Brunch has been enjoying a major moment in the culinary world, as the meal of choice, especially for many millennials. What is it about brunch that makes it so popular?

Brunch is gaining popularity because the way we eat, interact and live is changing. Brunch is most popular amongst the demographic where time and disposable income is more prolific and as millennials seem to have more flexible time schedules, they are more inclined to forego breakfast and enjoy the practice of mixing alcohol with juices and other drinks. It is only natural that they would gravitate towards a meal that offers them all of the above, namely Brunch!

It’s a bit of everything- sweet, savoury, bubbly and some mimosas. How do you get a perfect brunch spread? 

In my definition of brunch on page 4 I say that the perfect brunch should include something eggy (for the breakfast element), something meaty (for the lunch element), some veggies or salad (for colour), a pastry or something sweet (for dessert) and of course bubbles (for the fizz) and each of my chapters includes examples of all the above elements.

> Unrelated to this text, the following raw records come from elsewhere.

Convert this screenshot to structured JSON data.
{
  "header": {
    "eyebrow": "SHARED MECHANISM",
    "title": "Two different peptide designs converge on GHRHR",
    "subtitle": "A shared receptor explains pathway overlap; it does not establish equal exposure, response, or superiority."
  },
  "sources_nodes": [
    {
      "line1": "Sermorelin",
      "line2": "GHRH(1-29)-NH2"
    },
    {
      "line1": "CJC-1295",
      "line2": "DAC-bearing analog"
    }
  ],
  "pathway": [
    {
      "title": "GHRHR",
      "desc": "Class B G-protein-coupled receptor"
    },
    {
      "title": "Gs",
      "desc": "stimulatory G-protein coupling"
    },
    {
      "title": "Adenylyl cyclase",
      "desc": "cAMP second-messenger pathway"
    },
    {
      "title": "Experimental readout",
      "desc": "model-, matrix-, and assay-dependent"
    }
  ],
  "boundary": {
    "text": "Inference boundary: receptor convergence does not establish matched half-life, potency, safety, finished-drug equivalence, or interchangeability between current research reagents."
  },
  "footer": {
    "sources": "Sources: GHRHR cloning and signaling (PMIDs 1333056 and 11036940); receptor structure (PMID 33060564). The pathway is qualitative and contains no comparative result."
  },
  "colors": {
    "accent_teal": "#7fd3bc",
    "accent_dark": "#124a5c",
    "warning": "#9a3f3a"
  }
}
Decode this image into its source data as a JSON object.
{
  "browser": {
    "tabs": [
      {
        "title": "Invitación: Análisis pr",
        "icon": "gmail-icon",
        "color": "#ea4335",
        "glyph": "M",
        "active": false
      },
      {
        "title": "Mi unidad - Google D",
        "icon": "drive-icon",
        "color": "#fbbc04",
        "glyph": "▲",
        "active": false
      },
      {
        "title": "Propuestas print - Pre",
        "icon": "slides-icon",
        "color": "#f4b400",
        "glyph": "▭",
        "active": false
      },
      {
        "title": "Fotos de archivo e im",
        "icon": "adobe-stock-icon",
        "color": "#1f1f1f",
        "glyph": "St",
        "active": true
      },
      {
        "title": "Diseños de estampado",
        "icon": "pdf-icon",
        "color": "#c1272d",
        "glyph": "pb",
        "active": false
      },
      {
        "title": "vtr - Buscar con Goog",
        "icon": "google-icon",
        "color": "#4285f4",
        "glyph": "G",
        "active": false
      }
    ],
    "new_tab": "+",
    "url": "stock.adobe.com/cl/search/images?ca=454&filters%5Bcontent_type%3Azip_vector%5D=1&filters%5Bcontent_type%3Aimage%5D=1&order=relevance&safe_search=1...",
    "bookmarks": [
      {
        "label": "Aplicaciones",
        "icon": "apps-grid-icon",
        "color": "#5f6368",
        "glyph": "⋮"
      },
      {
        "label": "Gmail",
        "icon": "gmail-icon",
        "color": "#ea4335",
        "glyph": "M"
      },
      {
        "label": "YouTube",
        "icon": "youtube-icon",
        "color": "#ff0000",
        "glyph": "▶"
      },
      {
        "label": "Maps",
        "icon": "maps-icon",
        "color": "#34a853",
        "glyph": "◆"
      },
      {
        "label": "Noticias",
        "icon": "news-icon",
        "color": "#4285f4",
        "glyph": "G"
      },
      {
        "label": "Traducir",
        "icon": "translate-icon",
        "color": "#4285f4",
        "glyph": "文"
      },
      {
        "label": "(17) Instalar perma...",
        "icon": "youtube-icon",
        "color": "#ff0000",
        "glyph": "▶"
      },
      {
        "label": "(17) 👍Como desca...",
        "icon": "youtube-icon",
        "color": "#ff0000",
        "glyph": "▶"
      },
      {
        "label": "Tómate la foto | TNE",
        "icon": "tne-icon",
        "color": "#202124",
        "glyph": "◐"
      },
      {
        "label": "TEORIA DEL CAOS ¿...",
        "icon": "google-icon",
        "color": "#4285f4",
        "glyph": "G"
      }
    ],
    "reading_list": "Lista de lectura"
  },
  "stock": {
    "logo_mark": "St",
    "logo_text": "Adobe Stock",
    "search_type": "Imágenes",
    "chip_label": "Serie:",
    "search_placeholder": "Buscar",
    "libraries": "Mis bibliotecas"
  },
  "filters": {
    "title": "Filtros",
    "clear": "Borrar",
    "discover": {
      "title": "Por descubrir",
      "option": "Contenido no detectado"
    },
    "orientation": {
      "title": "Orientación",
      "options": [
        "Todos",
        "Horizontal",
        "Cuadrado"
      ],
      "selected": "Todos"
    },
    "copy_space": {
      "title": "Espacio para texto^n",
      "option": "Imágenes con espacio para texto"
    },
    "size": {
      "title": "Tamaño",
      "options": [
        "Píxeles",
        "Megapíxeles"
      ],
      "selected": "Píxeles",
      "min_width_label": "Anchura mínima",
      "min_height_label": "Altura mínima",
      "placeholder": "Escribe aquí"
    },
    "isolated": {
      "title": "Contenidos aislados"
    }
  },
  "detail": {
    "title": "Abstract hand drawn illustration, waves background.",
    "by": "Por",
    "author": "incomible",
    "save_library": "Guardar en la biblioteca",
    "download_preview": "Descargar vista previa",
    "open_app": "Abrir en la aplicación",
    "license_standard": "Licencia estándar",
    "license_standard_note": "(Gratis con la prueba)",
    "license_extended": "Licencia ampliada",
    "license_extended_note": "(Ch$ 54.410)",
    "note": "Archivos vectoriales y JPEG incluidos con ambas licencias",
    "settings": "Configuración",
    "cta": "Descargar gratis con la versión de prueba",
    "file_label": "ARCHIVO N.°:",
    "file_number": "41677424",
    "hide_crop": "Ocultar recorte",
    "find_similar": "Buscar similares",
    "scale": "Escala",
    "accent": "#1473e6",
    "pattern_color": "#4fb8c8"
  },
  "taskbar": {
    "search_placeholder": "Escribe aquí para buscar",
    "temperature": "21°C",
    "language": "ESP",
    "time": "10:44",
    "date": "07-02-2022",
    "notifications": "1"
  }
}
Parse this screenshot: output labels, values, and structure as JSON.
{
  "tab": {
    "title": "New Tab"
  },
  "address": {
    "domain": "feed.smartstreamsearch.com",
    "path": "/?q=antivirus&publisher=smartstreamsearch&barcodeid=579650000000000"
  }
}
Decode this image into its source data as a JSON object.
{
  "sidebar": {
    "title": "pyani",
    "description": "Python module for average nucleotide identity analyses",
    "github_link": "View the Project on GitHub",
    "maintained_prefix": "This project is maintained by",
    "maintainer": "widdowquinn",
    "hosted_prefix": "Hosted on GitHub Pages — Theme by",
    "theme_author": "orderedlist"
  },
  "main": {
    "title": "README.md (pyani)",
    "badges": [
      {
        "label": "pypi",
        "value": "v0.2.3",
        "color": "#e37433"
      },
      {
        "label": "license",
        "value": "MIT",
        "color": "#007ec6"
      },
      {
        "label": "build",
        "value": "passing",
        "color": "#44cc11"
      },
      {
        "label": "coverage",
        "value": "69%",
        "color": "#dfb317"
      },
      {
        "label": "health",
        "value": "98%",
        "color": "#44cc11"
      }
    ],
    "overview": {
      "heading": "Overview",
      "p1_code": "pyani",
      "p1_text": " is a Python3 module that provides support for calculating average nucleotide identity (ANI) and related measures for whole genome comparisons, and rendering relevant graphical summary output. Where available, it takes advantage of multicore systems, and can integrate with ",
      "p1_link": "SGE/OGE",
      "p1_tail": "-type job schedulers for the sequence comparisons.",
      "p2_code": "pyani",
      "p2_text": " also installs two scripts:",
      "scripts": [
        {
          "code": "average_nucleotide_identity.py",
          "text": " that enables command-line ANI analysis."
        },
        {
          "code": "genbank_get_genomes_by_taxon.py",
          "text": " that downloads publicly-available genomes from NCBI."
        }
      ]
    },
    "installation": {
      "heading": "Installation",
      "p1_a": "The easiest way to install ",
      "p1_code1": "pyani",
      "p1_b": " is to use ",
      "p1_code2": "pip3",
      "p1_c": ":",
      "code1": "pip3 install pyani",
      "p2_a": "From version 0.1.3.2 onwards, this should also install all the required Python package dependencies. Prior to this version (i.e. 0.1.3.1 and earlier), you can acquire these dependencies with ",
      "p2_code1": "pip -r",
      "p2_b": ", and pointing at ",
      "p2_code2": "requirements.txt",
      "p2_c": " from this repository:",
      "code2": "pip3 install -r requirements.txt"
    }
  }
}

I’ve always regarded brunch as the perfect summer holidays meal- do you think people are more keen to have brunch when they have more time to themselves?

People are definitely more inclined to enjoy brunch when they have more time on their hands, as the very nature of the meal is languorous and unhurried; ensuring that every delicious morsel can be devoured without being rushed!

What would you say each country does differently, when it comes to brunch?

In the 11 countries or cuisines represented in my book I would say the Americans enjoy the fanfare, the Brits like their classics and the Caribbean brunch is like a food carnival.  Chinese Dim Sum is often encased in delicate wrappers, fluffy dough or golden pastry. 

The French showcase simple yet refined flavours, where in Greece the food has bolder notes of garlic, lemon and green herbs with warm spicy undertones. 

In Italy the sun drenched fruit and vegetables pair well with cured meats and cheeses bound together with golden strands of olive oil whilst the fare of Mexico is characterized by spicy salsas that give kick and colour to every meal. 

In the Middle East the age-old cooking techniques and ingredients are still employed to produce the food of their ancestors which explode with blends of ancient spices whilst bursting with fresh notes of mint and citrus. In South Africa we have a mixed bag of tastes and flavors gifted to us by our assorted ancestors who settled here, whilst in Spain every meal is a fiesta!

You’ve worked for some high flying clients- what’s the one thing they always insist on when you prepare a brunch menu for them?

Usually my “high flying clients” trust me implicitly to conjure up the perfect brunch spread as their minds are often pre-occupied with plans for world domination or which destination to visit next! I do think every brunch spread should include eggs in one form or another.


Where is the most interesting place you made a meal for a client before?

The most interesting place I’ve made a meal, was probably on the shore of Lake Sibaya, in Northern KwaZulu-Natal. 

I travelled off road in a 4x4 for 31/2 hours to this remote spot, from the private game lodge my former boss owned. 

Once there I set up a “skottle braai” and a makeshift veld kitchen and was cooking peri-peri prawns when the helicopter delivering the guests landed.